Bu hükümle mal bildiriminde bulunmak memurun ödev ve sorumluluklarından birisi olarak sayılmakta, 657 sayılı Kanun’un 125. maddesinin birinci fıkrasının (D) bendinde de, belirlenen durum ve sürelerde mal bildiriminde bulunmamak kademe ilerlemesinin durdurulması cezasını gerektiren bir eylem olarak öngörülmektedir.
657 sayılı Kanun’un 14. maddesinde bahsi geçen özel kanun ise 19.4.1990 günlü, 3628 sayılı Mal Bildiriminde Bulunulması,
Rüşvet ve Yolsuzluklarla Mücadele Kanunu’dur. Bu Kanunun amacı, mal bildiriminde bulunmayı sağlayarak rüşvet ve yolsuzluklarla mücadele etmek olup, Kanun’da mal bildirimine ilişkin esaslar açıklanmaktadır.
3628 sayılı Kanunda, mal bildiriminde bulunacaklar, bildirimlerin konusu, zamanı, birden fazla mal bildiriminde bulunulması,
bildiriminin yenilenmesi, bildiriminin verileceği merciler ve bildirimlerin gizliliğine ilişkin hususlar belirtilmekte, ayrıca mal beyanında bulunmamak eylemi hapis cezasını gerektiren bir suç olarak kabul edilmektedir.
Hukuk devletinde ceza hukukuna ilişkin düzenlemelerde olduğu gibi disiplin hukuku açısından da Anayasa’ya ve ceza hukukunun temel ilkelerine bağlı kalmak koşuluyla hangi eylemlerin suç sayılacağı,
bunlara uygulanacak yaptırımın türü ve ölçüsü, cezayı ağırlaştırıcı ve hafifleştirici nedenlerin belirlenmesi gibi konularda yasa koyucunun takdir yetkisi bulunmaktadır.

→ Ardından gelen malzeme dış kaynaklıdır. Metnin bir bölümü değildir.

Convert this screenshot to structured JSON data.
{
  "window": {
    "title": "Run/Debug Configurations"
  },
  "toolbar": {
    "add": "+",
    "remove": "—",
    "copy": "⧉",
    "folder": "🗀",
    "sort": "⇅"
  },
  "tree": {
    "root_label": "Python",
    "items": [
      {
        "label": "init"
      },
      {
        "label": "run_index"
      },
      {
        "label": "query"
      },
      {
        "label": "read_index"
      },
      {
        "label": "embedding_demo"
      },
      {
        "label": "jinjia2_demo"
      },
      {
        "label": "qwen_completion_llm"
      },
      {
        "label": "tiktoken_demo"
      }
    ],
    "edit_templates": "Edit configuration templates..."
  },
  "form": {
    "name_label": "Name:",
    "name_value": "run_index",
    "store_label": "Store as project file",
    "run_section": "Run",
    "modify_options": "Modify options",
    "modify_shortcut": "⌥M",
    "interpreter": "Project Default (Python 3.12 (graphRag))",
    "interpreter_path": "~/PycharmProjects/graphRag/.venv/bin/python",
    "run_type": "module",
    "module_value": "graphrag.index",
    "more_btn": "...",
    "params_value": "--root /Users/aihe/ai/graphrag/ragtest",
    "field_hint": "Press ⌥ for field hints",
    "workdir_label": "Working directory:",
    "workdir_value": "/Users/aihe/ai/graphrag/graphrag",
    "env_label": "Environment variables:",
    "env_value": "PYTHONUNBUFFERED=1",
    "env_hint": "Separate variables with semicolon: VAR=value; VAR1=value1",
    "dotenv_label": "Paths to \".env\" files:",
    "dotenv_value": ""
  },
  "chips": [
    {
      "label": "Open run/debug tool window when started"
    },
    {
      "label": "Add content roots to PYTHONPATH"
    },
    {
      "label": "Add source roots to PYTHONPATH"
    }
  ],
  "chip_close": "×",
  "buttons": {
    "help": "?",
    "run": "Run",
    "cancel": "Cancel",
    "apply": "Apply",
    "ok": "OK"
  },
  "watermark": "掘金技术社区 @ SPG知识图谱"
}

Bu nedenle mal beyanında bulunmamak disiplin suçunun ne şekilde cezalandırılacağı hususu yasa koyucunun takdir yetkisi içinde kalmaktadır.
İtiraz konusu kuralla, “belirlenen durum ve sürelerde mal bildiriminde bulunmamak” eylemi disiplin suçu olarak kabul edilerek bu suçun unsurları ve şartları atıf yapılan
3628 sayılı Mal Bildiriminde Bulunulması, Rüşvet ve Yolsuzluklarla Mücadele Kanunu’nda düzenlenmiş ve bu eylem nedeniyle verilecek disiplin cezası itiraz konusu kuralla açıkça belirlenmiştir.

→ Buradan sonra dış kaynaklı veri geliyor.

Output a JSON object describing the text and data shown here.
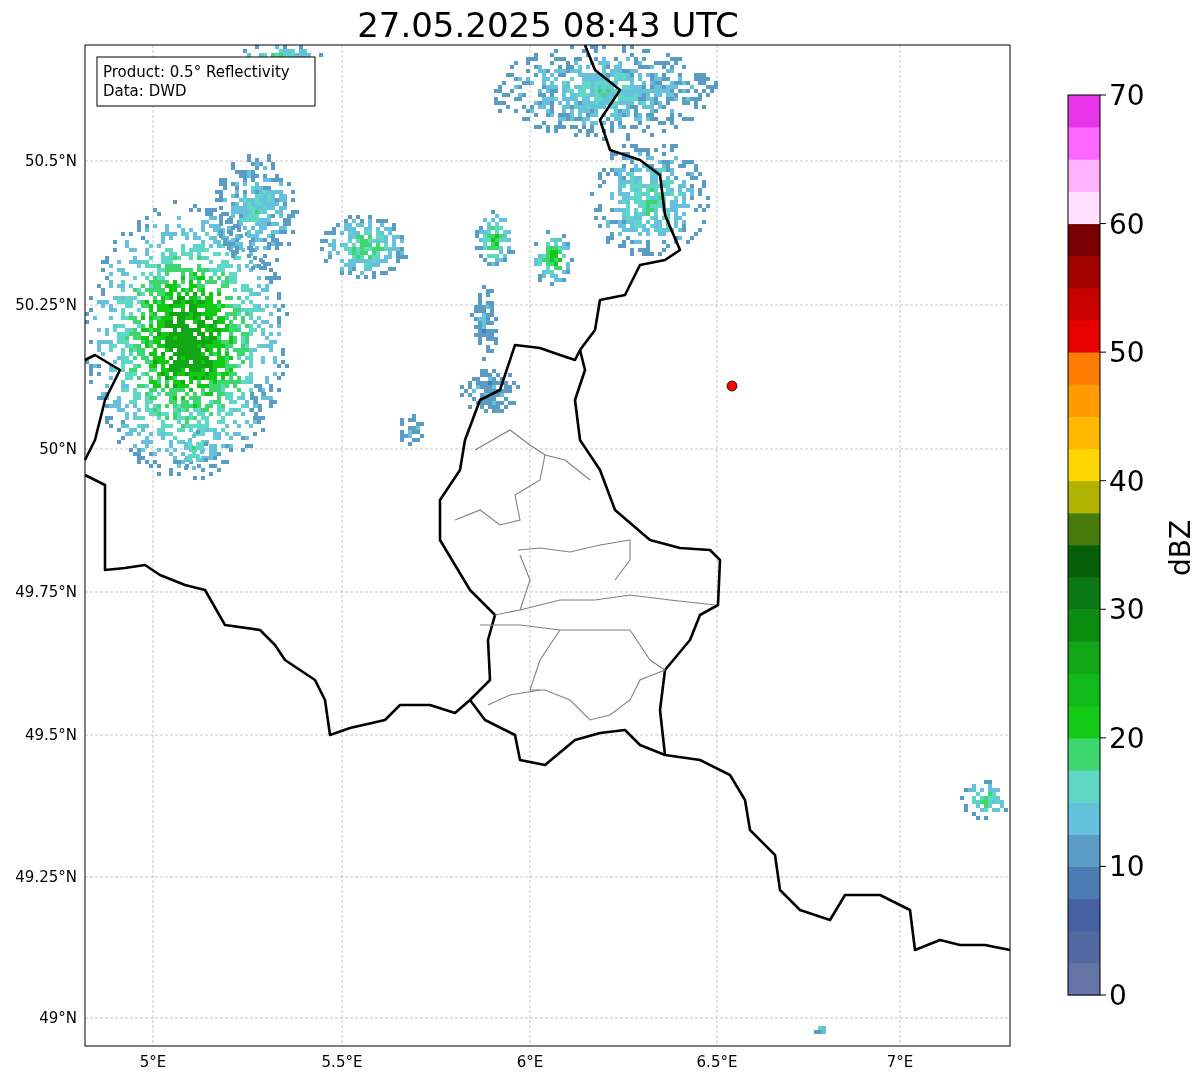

Gerek suçun gerekse yaptırımın kanunla düzenlenmiş olması karşısında, itiraz konusu kuralda bir belirsizlik ve öngörülemezlikten söz edilemeyeceğinden suç ve cezaların kanuniliği ilkesine aykırılık bulunmamaktadır.
Açıklanan nedenlerle kural, Anayasa’nın 2. ve 38. maddelerine aykırı değildir. İptal isteminin reddi gerekir.
VI- SONUÇ
14.7.1965 günlü, 657 sayılı Devlet Memurları Kanunu’nun 12.5.1982 günlü, 2670 sayılı Kanun’un 31. maddesiyle değiştirilen 125. maddesinin birinci fıkrasının (D) bendinin “ Belirlenen durum
ve sürelerde mal bildiriminde bulunmamak,” biçimindeki (j) alt bendinin Anayasa’ya aykırı olmadığına ve itirazın REDDİNE, 20.10.2011 gününde OYBİRLİĞİYLE karar verildi.